Dianti Mahatma juga dapat melihat bahwa dia tidak ingin membuat masalah ini menjadi rumit, dan dia tidak ingin dia diganggu olehnya.
"Sarah, masalah ini ..." Dianti Mahatma merendahkan suaranya di sampingnya, dengan lembut menarik lengan baju Sarah Giandra.
Pada awalnya, Sarah Giandra terkejut karena ibunya mulai goyah karena dua atau tiga kalimat ayahnya, Wira Giandra.
"Lakukan saja apa yang seharusnya kamu lakukan dengan masalah ini. Ayah, kamu bukan aku atau ibuku. Kamu tidak memahami keluhan yang kami alami. Hari ini dia pergi ke rumah dan menyakitiku. Lain kali, dia bisa saja semakin parah, dan dia akan langsung mengancam ibuku. Apakah hidup ibuku bergantung pada keluarga? Lagipula, kita juga bukan keluarga!"

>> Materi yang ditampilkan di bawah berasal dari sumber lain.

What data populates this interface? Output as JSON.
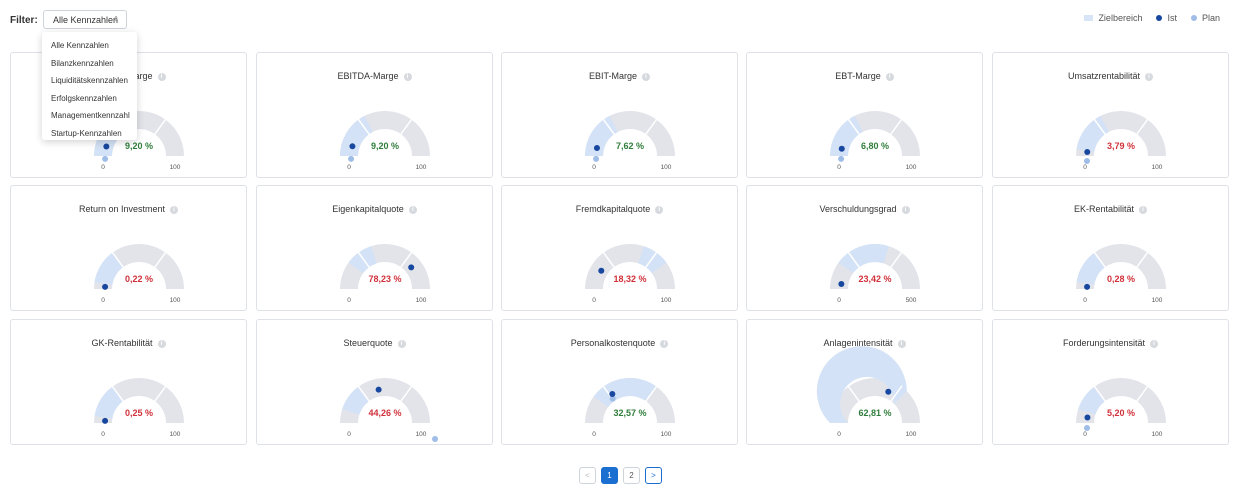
{
  "filter": {
    "label": "Filter:",
    "selected": "Alle Kennzahlen",
    "caret": "⇕",
    "options": [
      "Alle Kennzahlen",
      "Bilanzkennzahlen",
      "Liquiditätskennzahlen",
      "Erfolgskennzahlen",
      "Managementkennzahl",
      "Startup-Kennzahlen"
    ]
  },
  "legend": [
    {
      "label": "Zielbereich",
      "type": "rect",
      "color": "#d8e5f6"
    },
    {
      "label": "Ist",
      "type": "dot",
      "color": "#17479e"
    },
    {
      "label": "Plan",
      "type": "dot",
      "color": "#9fbde6"
    }
  ],
  "colors": {
    "track": "#e2e4ea",
    "target": "#d3e2f6",
    "ist": "#17479e",
    "plan": "#9fbde6",
    "good": "#2f7d3a",
    "bad": "#d0313a"
  },
  "cards": [
    {
      "title": "EBITDA-Marge",
      "value": "9,20 %",
      "status": "good",
      "min": "0",
      "max": "100",
      "target": [
        0,
        0.35
      ],
      "ist": 0.09,
      "plan": 0.02
    },
    {
      "title": "EBITDA-Marge",
      "value": "9,20 %",
      "status": "good",
      "min": "0",
      "max": "100",
      "target": [
        0,
        0.35
      ],
      "ist": 0.092,
      "plan": 0.02
    },
    {
      "title": "EBIT-Marge",
      "value": "7,62 %",
      "status": "good",
      "min": "0",
      "max": "100",
      "target": [
        0,
        0.35
      ],
      "ist": 0.076,
      "plan": 0.02
    },
    {
      "title": "EBT-Marge",
      "value": "6,80 %",
      "status": "good",
      "min": "0",
      "max": "100",
      "target": [
        0,
        0.35
      ],
      "ist": 0.068,
      "plan": 0.02
    },
    {
      "title": "Umsatzrentabilität",
      "value": "3,79 %",
      "status": "bad",
      "min": "0",
      "max": "100",
      "target": [
        0.05,
        0.35
      ],
      "ist": 0.038,
      "plan": 0.0
    },
    {
      "title": "Return on Investment",
      "value": "0,22 %",
      "status": "bad",
      "min": "0",
      "max": "100",
      "target": [
        0.05,
        0.3
      ],
      "ist": 0.002,
      "plan": null
    },
    {
      "title": "Eigenkapitalquote",
      "value": "78,23 %",
      "status": "bad",
      "min": "0",
      "max": "100",
      "target": [
        0.2,
        0.4
      ],
      "ist": 0.78,
      "plan": null
    },
    {
      "title": "Fremdkapitalquote",
      "value": "18,32 %",
      "status": "bad",
      "min": "0",
      "max": "100",
      "target": [
        0.6,
        0.8
      ],
      "ist": 0.18,
      "plan": null
    },
    {
      "title": "Verschuldungsgrad",
      "value": "23,42 %",
      "status": "bad",
      "min": "0",
      "max": "500",
      "target": [
        0.2,
        0.6
      ],
      "ist": 0.047,
      "plan": null
    },
    {
      "title": "EK-Rentabilität",
      "value": "0,28 %",
      "status": "bad",
      "min": "0",
      "max": "100",
      "target": [
        0.05,
        0.3
      ],
      "ist": 0.003,
      "plan": null
    },
    {
      "title": "GK-Rentabilität",
      "value": "0,25 %",
      "status": "bad",
      "min": "0",
      "max": "100",
      "target": [
        0.05,
        0.3
      ],
      "ist": 0.003,
      "plan": null
    },
    {
      "title": "Steuerquote",
      "value": "44,26 %",
      "status": "bad",
      "min": "0",
      "max": "100",
      "target": [
        0.1,
        0.3
      ],
      "ist": 0.44,
      "plan": 1.0
    },
    {
      "title": "Personalkostenquote",
      "value": "32,57 %",
      "status": "good",
      "min": "0",
      "max": "100",
      "target": [
        0.2,
        0.7
      ],
      "ist": 0.326,
      "plan": 0.33
    },
    {
      "title": "Anlagenintensität",
      "value": "62,81 %",
      "status": "good",
      "min": "0",
      "max": "100",
      "target": [
        0.0,
        0.75
      ],
      "ist": 0.628,
      "plan": null
    },
    {
      "title": "Forderungsintensität",
      "value": "5,20 %",
      "status": "bad",
      "min": "0",
      "max": "100",
      "target": [
        0.1,
        0.3
      ],
      "ist": 0.052,
      "plan": 0.0
    }
  ],
  "first_card_visible_title": "-Marge",
  "first_card_visible_value": ",",
  "pagination": {
    "prev": "<",
    "pages": [
      "1",
      "2"
    ],
    "next": ">",
    "current": "1"
  }
}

Wira Giandra tidak menyangka bahwa putrinya yang tampaknya lemah akan menjadi begitu tangguh.
Dia berkata, dia sudah mengguncang Dianti Mahatma, tetapi dia tidak memberikan wajah apa pun.

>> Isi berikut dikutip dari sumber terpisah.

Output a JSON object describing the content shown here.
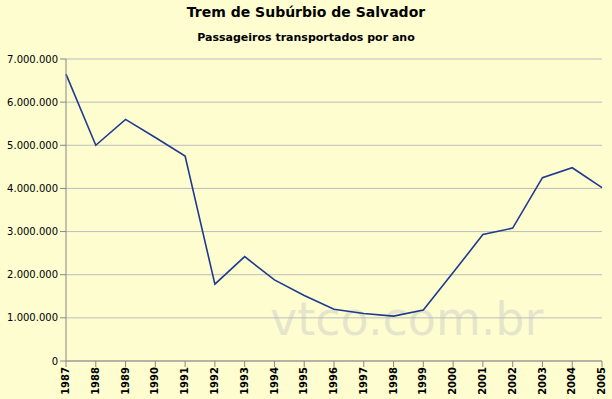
{
  "chart_data": {
    "type": "line",
    "title": "Trem de Subúrbio de Salvador",
    "subtitle": "Passageiros transportados por ano",
    "categories": [
      "1987",
      "1988",
      "1989",
      "1990",
      "1991",
      "1992",
      "1993",
      "1994",
      "1995",
      "1996",
      "1997",
      "1998",
      "1999",
      "2000",
      "2001",
      "2002",
      "2003",
      "2004",
      "2005"
    ],
    "values": [
      6650000,
      5000000,
      5600000,
      5180000,
      4750000,
      1780000,
      2420000,
      1880000,
      1520000,
      1200000,
      1100000,
      1040000,
      1180000,
      2050000,
      2930000,
      3080000,
      4250000,
      4480000,
      4020000
    ],
    "color": "#1f3a8f",
    "ylim": [
      0,
      7000000
    ],
    "yticks": [
      0,
      {
        "value": 1000000,
        "label": "1.000.000"
      },
      {
        "value": 2000000,
        "label": "2.000.000"
      },
      {
        "value": 3000000,
        "label": "3.000.000"
      },
      {
        "value": 4000000,
        "label": "4.000.000"
      },
      {
        "value": 5000000,
        "label": "5.000.000"
      },
      {
        "value": 6000000,
        "label": "6.000.000"
      },
      {
        "value": 7000000,
        "label": "7.000.000"
      }
    ],
    "grid": true,
    "annotations": [
      "vtco.com.br"
    ]
  }
}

Wajah Wira Giandra muram, dan dia menahan emosi yang akan terjadi.
Sekarang Sarah Giandra telah menikah dengan keluarga Mahanta, jika ada konflik, itu akan membuat hubungannya dengan Arka Mahanta tidak baik.

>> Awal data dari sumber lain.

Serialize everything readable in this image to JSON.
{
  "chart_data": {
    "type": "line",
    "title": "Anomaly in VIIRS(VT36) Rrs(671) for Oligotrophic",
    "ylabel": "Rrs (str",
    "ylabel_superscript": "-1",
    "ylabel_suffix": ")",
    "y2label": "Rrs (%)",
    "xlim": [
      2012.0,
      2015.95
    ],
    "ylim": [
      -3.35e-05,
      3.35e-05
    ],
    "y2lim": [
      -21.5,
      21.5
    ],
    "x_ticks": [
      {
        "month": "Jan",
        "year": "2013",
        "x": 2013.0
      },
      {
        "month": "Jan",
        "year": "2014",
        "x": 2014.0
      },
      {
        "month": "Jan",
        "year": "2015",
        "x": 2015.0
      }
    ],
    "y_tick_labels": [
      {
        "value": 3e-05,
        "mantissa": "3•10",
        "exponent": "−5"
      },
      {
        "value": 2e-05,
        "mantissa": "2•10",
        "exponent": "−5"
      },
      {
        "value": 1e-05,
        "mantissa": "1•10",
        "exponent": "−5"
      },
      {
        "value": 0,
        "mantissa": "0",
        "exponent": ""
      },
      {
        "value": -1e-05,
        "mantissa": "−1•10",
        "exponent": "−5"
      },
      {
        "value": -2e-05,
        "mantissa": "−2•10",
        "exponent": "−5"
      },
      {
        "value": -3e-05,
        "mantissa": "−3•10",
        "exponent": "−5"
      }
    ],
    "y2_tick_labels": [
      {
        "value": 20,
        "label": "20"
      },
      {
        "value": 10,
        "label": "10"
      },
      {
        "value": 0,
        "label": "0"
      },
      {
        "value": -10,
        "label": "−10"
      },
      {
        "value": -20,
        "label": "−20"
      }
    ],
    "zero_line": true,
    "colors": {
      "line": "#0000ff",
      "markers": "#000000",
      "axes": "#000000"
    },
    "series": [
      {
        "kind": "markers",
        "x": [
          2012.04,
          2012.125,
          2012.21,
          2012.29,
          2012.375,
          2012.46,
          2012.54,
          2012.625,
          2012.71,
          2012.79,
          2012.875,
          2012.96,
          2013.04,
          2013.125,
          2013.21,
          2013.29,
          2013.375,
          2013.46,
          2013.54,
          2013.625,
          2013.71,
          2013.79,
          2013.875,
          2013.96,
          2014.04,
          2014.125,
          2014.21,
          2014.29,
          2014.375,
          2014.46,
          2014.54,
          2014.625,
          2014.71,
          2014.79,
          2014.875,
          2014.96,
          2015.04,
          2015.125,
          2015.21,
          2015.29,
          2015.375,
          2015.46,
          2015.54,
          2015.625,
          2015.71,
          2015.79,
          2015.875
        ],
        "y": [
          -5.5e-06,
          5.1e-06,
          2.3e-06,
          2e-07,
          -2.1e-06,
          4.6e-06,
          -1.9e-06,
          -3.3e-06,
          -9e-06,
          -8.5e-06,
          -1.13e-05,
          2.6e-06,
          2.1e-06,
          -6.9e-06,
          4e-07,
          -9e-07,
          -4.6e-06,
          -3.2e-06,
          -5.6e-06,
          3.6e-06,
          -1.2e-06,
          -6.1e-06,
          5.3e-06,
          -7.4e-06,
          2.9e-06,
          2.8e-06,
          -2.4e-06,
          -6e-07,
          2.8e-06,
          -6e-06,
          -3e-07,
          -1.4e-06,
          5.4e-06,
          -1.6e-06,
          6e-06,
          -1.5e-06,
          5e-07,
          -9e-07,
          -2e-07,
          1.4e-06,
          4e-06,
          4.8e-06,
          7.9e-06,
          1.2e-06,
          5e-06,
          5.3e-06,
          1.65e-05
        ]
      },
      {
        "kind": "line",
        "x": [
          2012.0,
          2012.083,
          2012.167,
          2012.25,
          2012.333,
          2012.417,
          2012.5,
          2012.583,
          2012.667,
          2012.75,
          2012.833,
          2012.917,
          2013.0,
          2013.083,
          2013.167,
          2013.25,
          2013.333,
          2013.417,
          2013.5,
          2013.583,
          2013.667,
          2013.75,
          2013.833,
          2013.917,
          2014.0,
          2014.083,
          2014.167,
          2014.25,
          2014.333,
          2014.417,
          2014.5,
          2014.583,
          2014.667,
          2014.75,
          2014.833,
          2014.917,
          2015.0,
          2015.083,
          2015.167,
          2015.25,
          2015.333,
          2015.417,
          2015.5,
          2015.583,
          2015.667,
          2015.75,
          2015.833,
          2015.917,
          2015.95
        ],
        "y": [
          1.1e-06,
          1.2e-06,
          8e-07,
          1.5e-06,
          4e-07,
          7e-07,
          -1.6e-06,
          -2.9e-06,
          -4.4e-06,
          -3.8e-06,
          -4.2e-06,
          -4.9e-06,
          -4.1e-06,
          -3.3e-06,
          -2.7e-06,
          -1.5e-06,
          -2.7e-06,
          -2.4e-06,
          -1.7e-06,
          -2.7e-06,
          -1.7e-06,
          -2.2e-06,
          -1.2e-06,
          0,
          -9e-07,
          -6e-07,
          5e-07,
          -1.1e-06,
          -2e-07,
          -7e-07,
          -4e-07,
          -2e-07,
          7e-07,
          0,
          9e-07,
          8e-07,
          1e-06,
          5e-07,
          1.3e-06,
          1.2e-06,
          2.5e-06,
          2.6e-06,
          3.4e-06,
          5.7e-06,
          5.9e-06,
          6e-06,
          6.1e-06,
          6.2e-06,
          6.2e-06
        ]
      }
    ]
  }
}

Tapi berdiri di sini pada awalnya sama dengan menyinggung Rumi Nastiti.
Meskipun tidak lagi bergantung pada pasukan Rumi Nastiti, tapi dia masih agak terlibat.
Dan sifat Rumi Nastiti yang tidak pemaaf, mustahil baginya untuk meminta maaf kepada mereka.
Satu-satunya cara adalah membujuk Dianti Mahatma untuk membalikkan masalah ini.
Tanpa diduga, Laras Giandra juga bergegas saat ini, begitu dia melihat ibunya menjadi gila.
"Bu, apakah mereka mengganggumu? Kenapa mereka membuat masalah di kantor polisi."
Laras Giandra menatap Rumi Nastiti dengan ekspresi bingung. Dia bahkan lebih terkejut ketika dia melihat dia terluka!
"Sarah, apakah kamu melakukannya? Apa yang terjadi pada ibuku? Kamu pasti telah menyakitinya!"
Ketika Laras Giandra datang, terdengar suara keras, yang membuat adegan itu semakin hidup. Wira Giandra memegangi dahi dan wajahnya. Ekspresinya menjadi tak berdaya.
Bukankah mereka sudah cukup kehilangan rasa malu?
"Laras, jangan membuat masalah di sini, kembali ke sekolah dulu!" Bisik Wira Giandra.
"Ayah, apa yang telah mereka lakukan? Lihatlah mereka menindas ibuku, dan kamu masih sangat berat sebelah. Jika mereka tidak memberi penjelasan pada ibuku hari ini, aku tidak akan pergi!"